In one instance, a deepfake video (that was subsequently taken down) showed an opposition figure appearing to retract support for the people of Gaza, a stance that could be detrimental in a nation where the majority of Muslims hold a strong solidarity with Palestinians.
The threat of AI imagery is not theoretical. Recent research revealed that subtle changes designed to deceive AI in image recognition can also influence human perception. The finding, published in Nature Communications, underscores the parallels between human and machine vision — but more importantly, it highlights the need for more research into the impact of adversarial images on both people and AI systems. These experiments showed that even minimal perturbations, imperceptible to the human eye, can bias human judgments, akin to the decisions made by AI models.

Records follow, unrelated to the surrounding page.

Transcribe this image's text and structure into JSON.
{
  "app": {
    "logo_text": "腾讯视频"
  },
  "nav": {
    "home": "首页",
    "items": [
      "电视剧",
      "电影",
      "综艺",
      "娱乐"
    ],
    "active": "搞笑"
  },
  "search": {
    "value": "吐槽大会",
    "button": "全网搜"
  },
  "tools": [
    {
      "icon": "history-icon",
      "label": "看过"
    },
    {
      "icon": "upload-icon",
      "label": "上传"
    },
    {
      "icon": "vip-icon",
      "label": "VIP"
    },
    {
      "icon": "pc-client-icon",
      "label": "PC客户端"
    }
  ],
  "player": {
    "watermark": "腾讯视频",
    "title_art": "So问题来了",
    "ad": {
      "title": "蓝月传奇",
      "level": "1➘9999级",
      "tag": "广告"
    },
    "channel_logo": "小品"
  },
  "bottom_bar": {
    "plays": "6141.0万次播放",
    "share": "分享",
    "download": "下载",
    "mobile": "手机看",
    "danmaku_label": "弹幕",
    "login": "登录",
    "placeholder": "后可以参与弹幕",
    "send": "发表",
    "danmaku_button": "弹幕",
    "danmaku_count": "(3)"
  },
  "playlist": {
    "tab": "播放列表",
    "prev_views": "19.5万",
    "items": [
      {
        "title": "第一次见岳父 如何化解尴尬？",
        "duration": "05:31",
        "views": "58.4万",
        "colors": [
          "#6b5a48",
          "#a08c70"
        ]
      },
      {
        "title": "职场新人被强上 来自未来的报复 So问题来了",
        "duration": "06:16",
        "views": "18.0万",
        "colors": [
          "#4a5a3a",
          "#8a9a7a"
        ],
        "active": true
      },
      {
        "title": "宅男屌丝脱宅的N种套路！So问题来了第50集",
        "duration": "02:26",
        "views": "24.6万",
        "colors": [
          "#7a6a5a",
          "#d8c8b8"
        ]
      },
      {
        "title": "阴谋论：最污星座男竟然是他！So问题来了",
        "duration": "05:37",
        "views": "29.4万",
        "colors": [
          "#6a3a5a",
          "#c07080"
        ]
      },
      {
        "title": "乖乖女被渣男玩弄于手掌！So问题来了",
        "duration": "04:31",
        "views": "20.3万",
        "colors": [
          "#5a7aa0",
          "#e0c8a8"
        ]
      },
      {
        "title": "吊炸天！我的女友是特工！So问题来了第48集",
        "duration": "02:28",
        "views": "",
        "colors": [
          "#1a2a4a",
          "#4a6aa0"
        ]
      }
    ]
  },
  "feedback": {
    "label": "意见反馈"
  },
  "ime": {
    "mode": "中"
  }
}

While a global consensus is emerging around the concept of watermarking (or content credentials) as a means to distinguish authentic content from synthetic, the solution is still fraught with its own complexities: Will detection be universal? If so, how can we prevent people from abusing it — labeling work that is synthetic when it is not? On the other hand, denying everyone from being able to detect such media cedes considerable power to those who have it. Once again, we will find ourselves asking: Who gets to decide what is real?
With public trust across the world remaining firmly at a nadir, 2024 will be the year when the world’s biggest election year intersects with the most defining technology of our time. For good and for bad, 2024 marks the year wherein AI is applied in real, tangible ways. Hold on tight.